Выбрать главу

У Арто чума витийствует о празднике, вакхическом пире с красивым дыханием, больше мятным, чем винным. Майский ливень, процеженный свет, бубонный восторг, это искусство, которое, возвратившись к магическим операциям своего перводействия, заставило говорить музейные маски, разбередило кровь, застывшую на ликах жертвенных изваяний. Камю, разграничив в «Бунтующем человеке» бунт и революцию, признал в первом экзистенциальную потребность, а вторую отверг как регламентированное насилие, наводящее мерзкий порядок в казарме. Дело, однако, в том, что они связаны стадиально: бунт порождает революцию и претерпевает от нее муки и гибель, потому что революция убивает не детей, а отцов. В истоках оранской эпидемии — попытка одоленья тоски, то есть бессознательная вариация бунта, но чума таким восстанием не является. Чума не бунтарское возмущение, но его законное следствие, итог; это не иносказательное, это субстанциальное развитие революции, свирепости ее больничного режима, закабаления. В ней нет и намека на фиесту Арто, нет праздника, театра, гордостояния на юру — возвратный, точно приступ после ремиссии, натиск будней, изгаженных карантином, людскими и крысиными трупами. Зной, вонь, абстрактная прогрессия смерти и Сизифово сопротивление одиночек. В другое искусство он уже не верил, в иное восстание — тоже. Его повзрослевшая философия, его неаллегорический ответ на манифесты Арто. Не знаю, кто из них прав.

Я пишу эти строки по мере их написания, жарко, пробило три, значит, близится полночь. Средиземное море не пахнет йодом, рана уже затянулась. Не решил, что выбрать из длинного списка — чуму (непонятно, какую из двух), революцию, бунт, летний зной, осеннюю грязь, скрипучие лондонские телеги, китайские города, забитые безгласными умирающими, старика-астматика из подвала, еще одного старика, что в клочки рвал бумагу, стряхивал вниз и, когда набегали кошки, метко плевал на них, кровь или гной, пах, подмышки или бубоны, Антонена Арто или Альбера Камю. Каждый из этих предметов достоин любви, в каждом есть своя смерть, но завершение требует выбора, эпидемия бывает одна. Вот уже пробило восемь, значит, и полночь прошла. Сам я с этим не справлюсь. Хорошо бы, пришли ученые, принесли с собой метод. И они выходят из филантропического отделения тель-авивской философии для увечных, из водопроводного семинара иерусалимских филологов. Вижу их одухотворенные лица, полезные руки и ноги, общий благоприятный состав организма. Идут, несут метод. Надеюсь, они не дойдут, надеюсь, чума уничтожит их по дороге. Как уничтожит она грязь и жару, марсельскую шушеру, яффских нищих, двух стариков, кошек и крыс, Камю и Арто, меня — за то, что написал эти вялые строки и не смог им придать необходимой энергии. А когда все мы сгинем, обе чумы, истребив друг друга, возможно, освободят место для эпидемии творчества, наполненного исцеляющим или — что будет верней — испепеляющим светом.

Уличное.
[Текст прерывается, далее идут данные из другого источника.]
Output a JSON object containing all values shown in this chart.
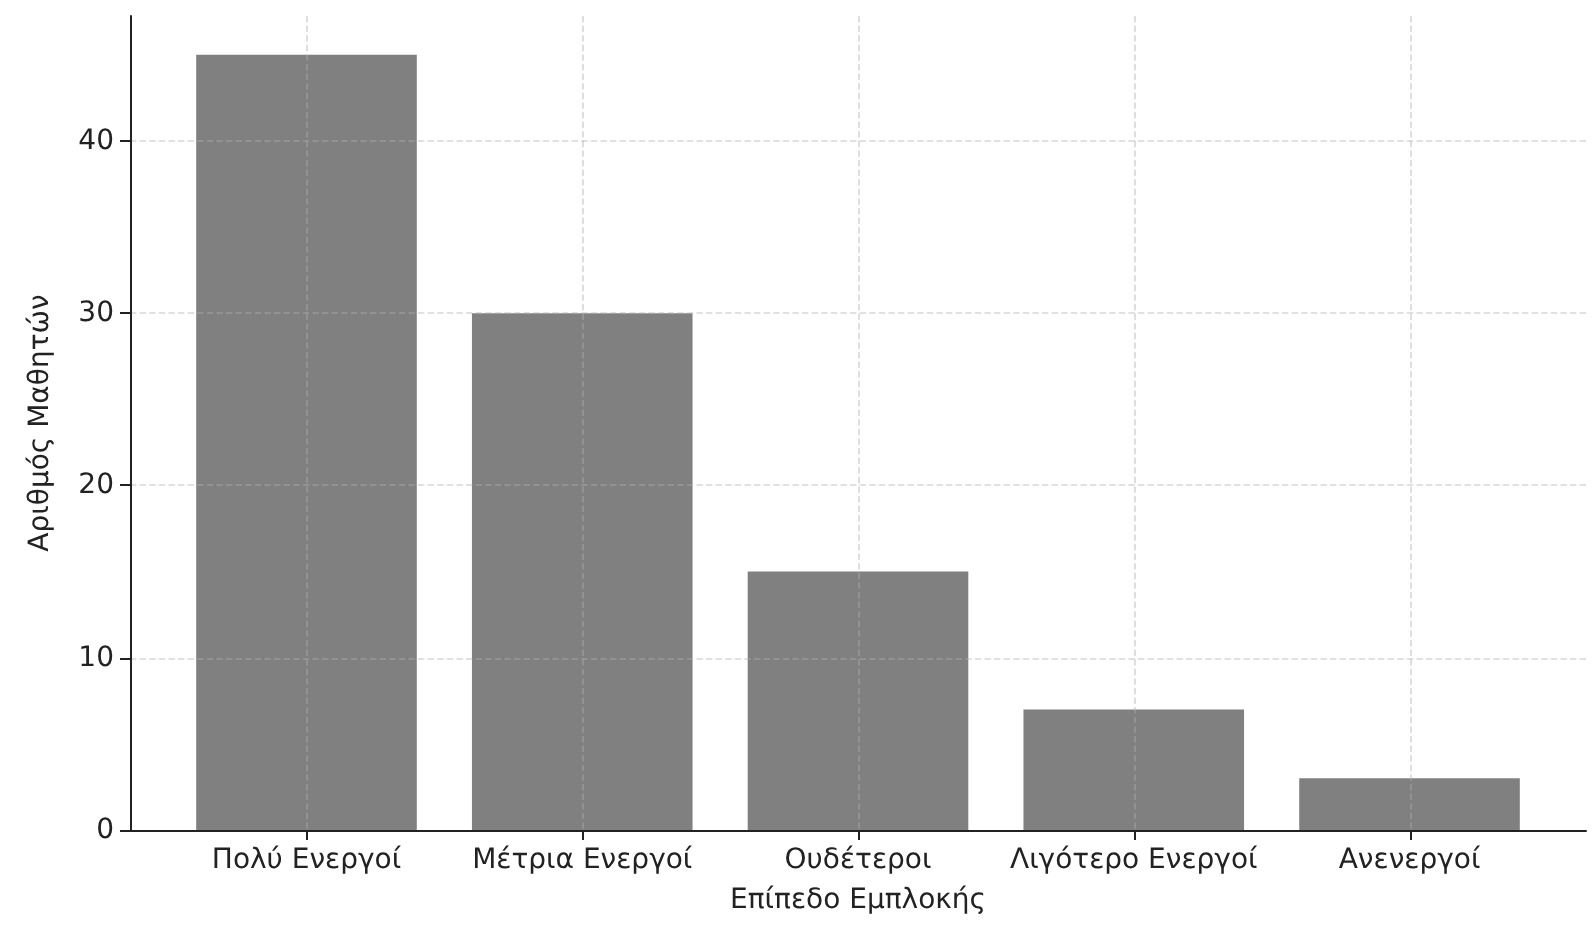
{
  "chart_data": {
    "type": "bar",
    "xlabel": "Επίπεδο Εμπλοκής",
    "ylabel": "Αριθμός Μαθητών",
    "categories": [
      "Πολύ Ενεργοί",
      "Μέτρια Ενεργοί",
      "Ουδέτεροι",
      "Λιγότερο Ενεργοί",
      "Ανενεργοί"
    ],
    "values": [
      45,
      30,
      15,
      7,
      3
    ],
    "color": "#808080",
    "ylim": [
      0,
      47.25
    ],
    "yticks": [
      0,
      10,
      20,
      30,
      40
    ],
    "grid": true
  }
}
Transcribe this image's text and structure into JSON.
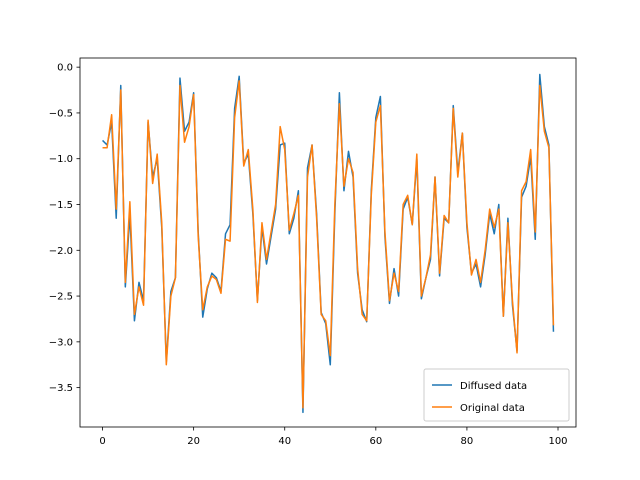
{
  "chart_data": {
    "type": "line",
    "title": "",
    "xlabel": "",
    "ylabel": "",
    "xlim": [
      -4.95,
      103.95
    ],
    "ylim": [
      -3.93,
      0.1
    ],
    "x_ticks": [
      0,
      20,
      40,
      60,
      80,
      100
    ],
    "x_tick_labels": [
      "0",
      "20",
      "40",
      "60",
      "80",
      "100"
    ],
    "y_ticks": [
      0.0,
      -0.5,
      -1.0,
      -1.5,
      -2.0,
      -2.5,
      -3.0,
      -3.5
    ],
    "y_tick_labels": [
      "0.0",
      "−0.5",
      "−1.0",
      "−1.5",
      "−2.0",
      "−2.5",
      "−3.0",
      "−3.5"
    ],
    "grid": false,
    "legend_position": "lower right",
    "colors": {
      "diffused": "#1f77b4",
      "original": "#ff7f0e"
    },
    "series": [
      {
        "name": "Diffused data",
        "color": "#1f77b4",
        "x": [
          0,
          1,
          2,
          3,
          4,
          5,
          6,
          7,
          8,
          9,
          10,
          11,
          12,
          13,
          14,
          15,
          16,
          17,
          18,
          19,
          20,
          21,
          22,
          23,
          24,
          25,
          26,
          27,
          28,
          29,
          30,
          31,
          32,
          33,
          34,
          35,
          36,
          37,
          38,
          39,
          40,
          41,
          42,
          43,
          44,
          45,
          46,
          47,
          48,
          49,
          50,
          51,
          52,
          53,
          54,
          55,
          56,
          57,
          58,
          59,
          60,
          61,
          62,
          63,
          64,
          65,
          66,
          67,
          68,
          69,
          70,
          71,
          72,
          73,
          74,
          75,
          76,
          77,
          78,
          79,
          80,
          81,
          82,
          83,
          84,
          85,
          86,
          87,
          88,
          89,
          90,
          91,
          92,
          93,
          94,
          95,
          96,
          97,
          98,
          99
        ],
        "values": [
          -0.8,
          -0.85,
          -0.6,
          -1.65,
          -0.2,
          -2.4,
          -1.6,
          -2.77,
          -2.35,
          -2.55,
          -0.6,
          -1.2,
          -1.0,
          -1.75,
          -3.22,
          -2.45,
          -2.3,
          -0.12,
          -0.7,
          -0.6,
          -0.28,
          -1.8,
          -2.73,
          -2.42,
          -2.25,
          -2.3,
          -2.45,
          -1.82,
          -1.72,
          -0.45,
          -0.1,
          -1.05,
          -0.95,
          -1.6,
          -2.55,
          -1.75,
          -2.15,
          -1.85,
          -1.55,
          -0.85,
          -0.83,
          -1.82,
          -1.65,
          -1.35,
          -3.77,
          -1.1,
          -0.85,
          -1.6,
          -2.68,
          -2.8,
          -3.25,
          -1.6,
          -0.28,
          -1.35,
          -0.92,
          -1.2,
          -2.25,
          -2.65,
          -2.78,
          -1.35,
          -0.55,
          -0.32,
          -1.85,
          -2.58,
          -2.2,
          -2.5,
          -1.55,
          -1.42,
          -1.72,
          -1.0,
          -2.53,
          -2.3,
          -2.1,
          -1.2,
          -2.28,
          -1.65,
          -1.7,
          -0.42,
          -1.15,
          -0.72,
          -1.75,
          -2.25,
          -2.15,
          -2.4,
          -2.05,
          -1.6,
          -1.82,
          -1.5,
          -2.72,
          -1.65,
          -2.6,
          -3.1,
          -1.42,
          -1.3,
          -0.98,
          -1.88,
          -0.08,
          -0.65,
          -0.85,
          -2.89
        ]
      },
      {
        "name": "Original data",
        "color": "#ff7f0e",
        "x": [
          0,
          1,
          2,
          3,
          4,
          5,
          6,
          7,
          8,
          9,
          10,
          11,
          12,
          13,
          14,
          15,
          16,
          17,
          18,
          19,
          20,
          21,
          22,
          23,
          24,
          25,
          26,
          27,
          28,
          29,
          30,
          31,
          32,
          33,
          34,
          35,
          36,
          37,
          38,
          39,
          40,
          41,
          42,
          43,
          44,
          45,
          46,
          47,
          48,
          49,
          50,
          51,
          52,
          53,
          54,
          55,
          56,
          57,
          58,
          59,
          60,
          61,
          62,
          63,
          64,
          65,
          66,
          67,
          68,
          69,
          70,
          71,
          72,
          73,
          74,
          75,
          76,
          77,
          78,
          79,
          80,
          81,
          82,
          83,
          84,
          85,
          86,
          87,
          88,
          89,
          90,
          91,
          92,
          93,
          94,
          95,
          96,
          97,
          98,
          99
        ],
        "values": [
          -0.88,
          -0.88,
          -0.52,
          -1.55,
          -0.25,
          -2.35,
          -1.47,
          -2.7,
          -2.4,
          -2.6,
          -0.58,
          -1.27,
          -0.95,
          -1.7,
          -3.25,
          -2.5,
          -2.3,
          -0.2,
          -0.82,
          -0.65,
          -0.3,
          -1.85,
          -2.65,
          -2.4,
          -2.28,
          -2.32,
          -2.47,
          -1.88,
          -1.9,
          -0.55,
          -0.15,
          -1.08,
          -0.9,
          -1.55,
          -2.57,
          -1.7,
          -2.1,
          -1.8,
          -1.5,
          -0.65,
          -0.9,
          -1.78,
          -1.6,
          -1.4,
          -3.72,
          -1.2,
          -0.85,
          -1.65,
          -2.7,
          -2.77,
          -3.15,
          -1.5,
          -0.4,
          -1.3,
          -1.0,
          -1.15,
          -2.2,
          -2.7,
          -2.77,
          -1.4,
          -0.6,
          -0.42,
          -1.8,
          -2.55,
          -2.25,
          -2.45,
          -1.5,
          -1.4,
          -1.72,
          -0.95,
          -2.5,
          -2.3,
          -2.05,
          -1.2,
          -2.25,
          -1.62,
          -1.7,
          -0.45,
          -1.2,
          -0.72,
          -1.7,
          -2.27,
          -2.1,
          -2.35,
          -2.0,
          -1.55,
          -1.75,
          -1.55,
          -2.72,
          -1.7,
          -2.55,
          -3.12,
          -1.35,
          -1.25,
          -0.9,
          -1.8,
          -0.2,
          -0.7,
          -0.88,
          -2.82
        ]
      }
    ]
  }
}
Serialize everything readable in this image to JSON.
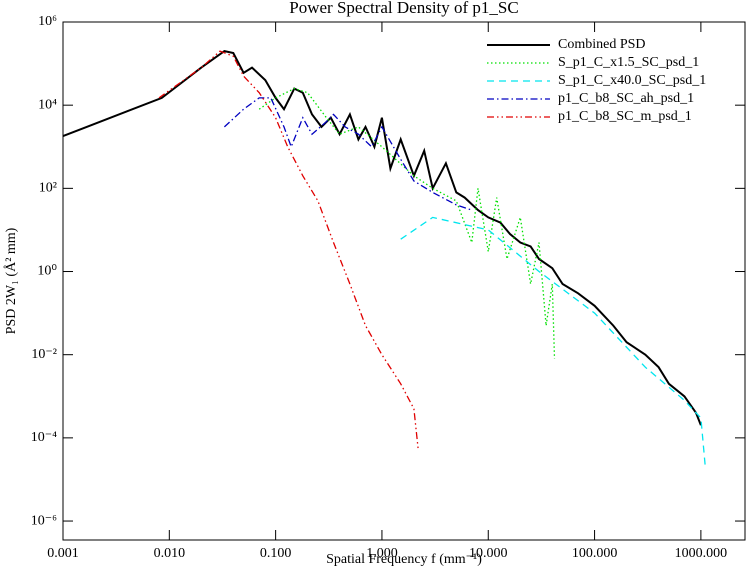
{
  "chart_data": {
    "type": "line",
    "title": "Power Spectral Density of p1_SC",
    "xlabel": "Spatial Frequency f (mm⁻¹)",
    "ylabel": "PSD  2W₁ (Å² mm)",
    "xlog": true,
    "ylog": true,
    "legend": "top-right",
    "xlim": [
      0.001,
      2600
    ],
    "ylim": [
      3.5e-07,
      1000000
    ],
    "xticks": [
      0.001,
      {
        "value": 0.01,
        "label": "0.010"
      },
      {
        "value": 0.1,
        "label": "0.100"
      },
      {
        "value": 1,
        "label": "1.000"
      },
      {
        "value": 10,
        "label": "10.000"
      },
      {
        "value": 100,
        "label": "100.000"
      },
      {
        "value": 1000,
        "label": "1000.000"
      }
    ],
    "yticks": [
      {
        "value": 1000000,
        "label": "10⁶"
      },
      {
        "value": 10000,
        "label": "10⁴"
      },
      {
        "value": 100,
        "label": "10²"
      },
      {
        "value": 1,
        "label": "10⁰"
      },
      {
        "value": 0.01,
        "label": "10⁻²"
      },
      {
        "value": 0.0001,
        "label": "10⁻⁴"
      },
      {
        "value": 1e-06,
        "label": "10⁻⁶"
      }
    ],
    "series": [
      {
        "name": "Combined PSD",
        "color": "#000000",
        "linestyle": "solid",
        "x": [
          0.001,
          0.0085,
          0.02,
          0.033,
          0.04,
          0.05,
          0.06,
          0.08,
          0.1,
          0.12,
          0.15,
          0.18,
          0.22,
          0.27,
          0.33,
          0.4,
          0.5,
          0.6,
          0.7,
          0.85,
          1.0,
          1.2,
          1.5,
          2.0,
          2.5,
          3,
          4,
          5,
          6,
          8,
          10,
          13,
          16,
          20,
          25,
          30,
          40,
          50,
          70,
          100,
          150,
          200,
          300,
          400,
          500,
          700,
          900,
          1000
        ],
        "values": [
          1800,
          15000,
          80000,
          200000,
          180000,
          60000,
          80000,
          40000,
          15000,
          8000,
          25000,
          20000,
          6000,
          3000,
          5000,
          2000,
          6000,
          1500,
          3000,
          1000,
          5000,
          300,
          1500,
          200,
          800,
          100,
          400,
          80,
          60,
          30,
          20,
          15,
          8,
          5,
          4,
          2,
          1.2,
          0.5,
          0.3,
          0.15,
          0.05,
          0.02,
          0.01,
          0.005,
          0.002,
          0.001,
          0.0004,
          0.0002
        ]
      },
      {
        "name": "S_p1_C_x1.5_SC_psd_1",
        "color": "#00e000",
        "linestyle": "dotted",
        "x": [
          0.07,
          0.1,
          0.15,
          0.2,
          0.3,
          0.4,
          0.6,
          1,
          2,
          3,
          5,
          7,
          8,
          10,
          12,
          15,
          20,
          25,
          30,
          35,
          40,
          42
        ],
        "values": [
          8000,
          15000,
          25000,
          20000,
          5000,
          2000,
          3000,
          1000,
          200,
          100,
          50,
          5,
          100,
          3,
          60,
          2,
          20,
          0.5,
          5,
          0.05,
          0.5,
          0.008
        ]
      },
      {
        "name": "S_p1_C_x40.0_SC_psd_1",
        "color": "#00e5ee",
        "linestyle": "dashed",
        "x": [
          1.5,
          3,
          10,
          30,
          100,
          300,
          700,
          1000,
          1100
        ],
        "values": [
          6,
          20,
          10,
          1,
          0.1,
          0.005,
          0.0008,
          0.0003,
          2e-05
        ]
      },
      {
        "name": "p1_C_b8_SC_ah_psd_1",
        "color": "#0000c0",
        "linestyle": "dashdot",
        "x": [
          0.033,
          0.05,
          0.07,
          0.09,
          0.12,
          0.14,
          0.18,
          0.22,
          0.3,
          0.35,
          0.45,
          0.6,
          0.8,
          1,
          1.5,
          2,
          3,
          5,
          7
        ],
        "values": [
          3000,
          8000,
          15000,
          15000,
          3000,
          1000,
          5000,
          2000,
          4000,
          6000,
          3000,
          2000,
          1000,
          3000,
          500,
          150,
          80,
          40,
          30
        ]
      },
      {
        "name": "p1_C_b8_SC_m_psd_1",
        "color": "#e00000",
        "linestyle": "dashdotdot",
        "x": [
          0.008,
          0.02,
          0.03,
          0.04,
          0.05,
          0.07,
          0.1,
          0.13,
          0.18,
          0.25,
          0.35,
          0.5,
          0.7,
          1.0,
          1.5,
          2.0,
          2.2
        ],
        "values": [
          15000,
          80000,
          200000,
          150000,
          50000,
          20000,
          5000,
          1000,
          200,
          50,
          5,
          0.5,
          0.05,
          0.01,
          0.002,
          0.0005,
          5e-05
        ]
      }
    ]
  }
}
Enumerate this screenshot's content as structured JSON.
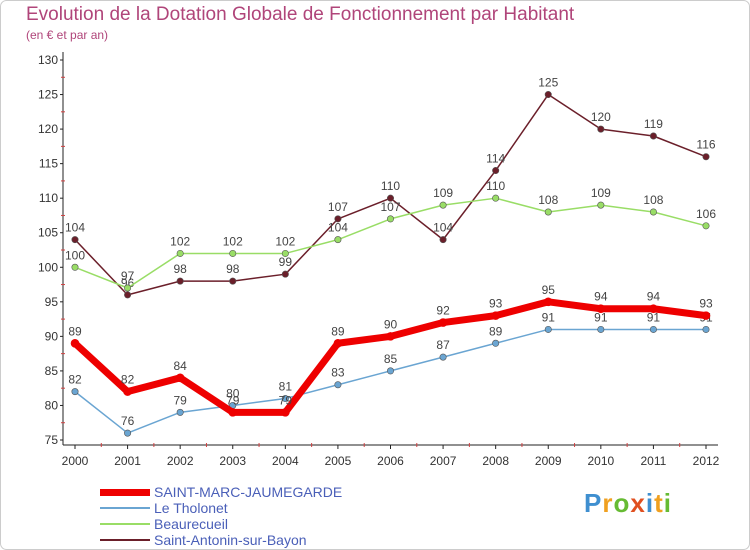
{
  "title": "Evolution de la Dotation Globale de Fonctionnement par Habitant",
  "subtitle": "(en € et par an)",
  "logo": {
    "letters": [
      "P",
      "r",
      "o",
      "x",
      "i",
      "t",
      "i"
    ],
    "colors": [
      "#3f8fd0",
      "#f0a020",
      "#66bb33",
      "#e05020",
      "#3f8fd0",
      "#f0a020",
      "#66bb33"
    ]
  },
  "chart_data": {
    "type": "line",
    "title": "Evolution de la Dotation Globale de Fonctionnement par Habitant",
    "ylabel": "(en € et par an)",
    "xlabel": "",
    "categories": [
      "2000",
      "2001",
      "2002",
      "2003",
      "2004",
      "2005",
      "2006",
      "2007",
      "2008",
      "2009",
      "2010",
      "2011",
      "2012"
    ],
    "ylim": [
      75,
      130
    ],
    "yticks": [
      75,
      80,
      85,
      90,
      95,
      100,
      105,
      110,
      115,
      120,
      125,
      130
    ],
    "grid": false,
    "legend_position": "bottom-left",
    "series": [
      {
        "name": "Saint-Antonin-sur-Bayon",
        "color": "#6b1f2a",
        "values": [
          104,
          96,
          98,
          98,
          99,
          107,
          110,
          104,
          114,
          125,
          120,
          119,
          116
        ]
      },
      {
        "name": "Beaurecueil",
        "color": "#99dd66",
        "values": [
          100,
          97,
          102,
          102,
          102,
          104,
          107,
          109,
          110,
          108,
          109,
          108,
          106
        ]
      },
      {
        "name": "Le Tholonet",
        "color": "#6aa5d2",
        "values": [
          82,
          76,
          79,
          80,
          81,
          83,
          85,
          87,
          89,
          91,
          91,
          91,
          91
        ]
      },
      {
        "name": "SAINT-MARC-JAUMEGARDE",
        "color": "#ee0000",
        "values": [
          89,
          82,
          84,
          79,
          79,
          89,
          90,
          92,
          93,
          95,
          94,
          94,
          93
        ]
      }
    ]
  }
}
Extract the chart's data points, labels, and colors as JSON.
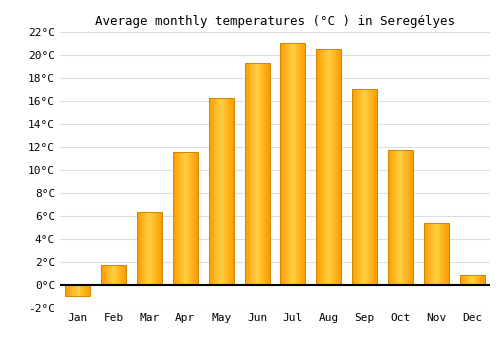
{
  "title": "Average monthly temperatures (°C ) in Seregélyes",
  "months": [
    "Jan",
    "Feb",
    "Mar",
    "Apr",
    "May",
    "Jun",
    "Jul",
    "Aug",
    "Sep",
    "Oct",
    "Nov",
    "Dec"
  ],
  "values": [
    -1.0,
    1.7,
    6.3,
    11.5,
    16.2,
    19.3,
    21.0,
    20.5,
    17.0,
    11.7,
    5.4,
    0.9
  ],
  "bar_color_face": "#FFAA00",
  "bar_color_edge": "#CC8800",
  "background_color": "#ffffff",
  "grid_color": "#dddddd",
  "ylim": [
    -2,
    22
  ],
  "yticks": [
    -2,
    0,
    2,
    4,
    6,
    8,
    10,
    12,
    14,
    16,
    18,
    20,
    22
  ],
  "title_fontsize": 9,
  "tick_fontsize": 8,
  "bar_width": 0.7
}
Странные свидания

Несколько человек в звериных шкурах танцевали у столов пивной в излучине улицы Алленби. Реликт языческих игрищ во славу балканского покровителя, землевладыки с копытом, свистулькой и заплечным мешком для сбора лекарственных трав. Под рукоплеск поклонников выписывали кренделя обутые в постолы плясуны. Маски тоже надели, чуткие морды животных, и древней памятью унюхали дым когда-то полнокровных капищ. Добротная гульба, а первый по значению пункт отдыха румынских работяг, как поведал злачный, с земской бороденкой репортер, кормившийся тем, что сбывал желтым листьям газет раскидистые фикции о гнездах порока на взморье, расположился в этой же улице, кварталом ниже, туда я и отправился перед закатом, в час субботы. Алленби смотрелась пустынно, так бывает перед явлением или исходом Царицы, но я не успел опечалиться малолюдьем — англичанин, встреченный у лавки с еврейской словесностью, возместил мне потерю толпы.

Лет сорока, жилистый, долговязый, прочней пеньковой веревки, что в расцвете декаданса сучили лондонские тюрьмы, он, невзирая на теплынь, был в колонизаторском френче и торчал у витрины, подобно пальме на островке среди вод. Я остановился рядом, верно, для того, чтобы вглядеться в чужие черты, в этом ракурсе представленные неразборчивым профилем, так увлеченным яствами «Накрытого стола», что подозрение, будто гость понимает справа налево, уж коли не весь домострой, то краткую версию, компактный бедекер в сафьяновом футляре, показалось небеспочвенным. Мы стояли параллельно, и он повернулся, как бы дал понять, что я не ошибся.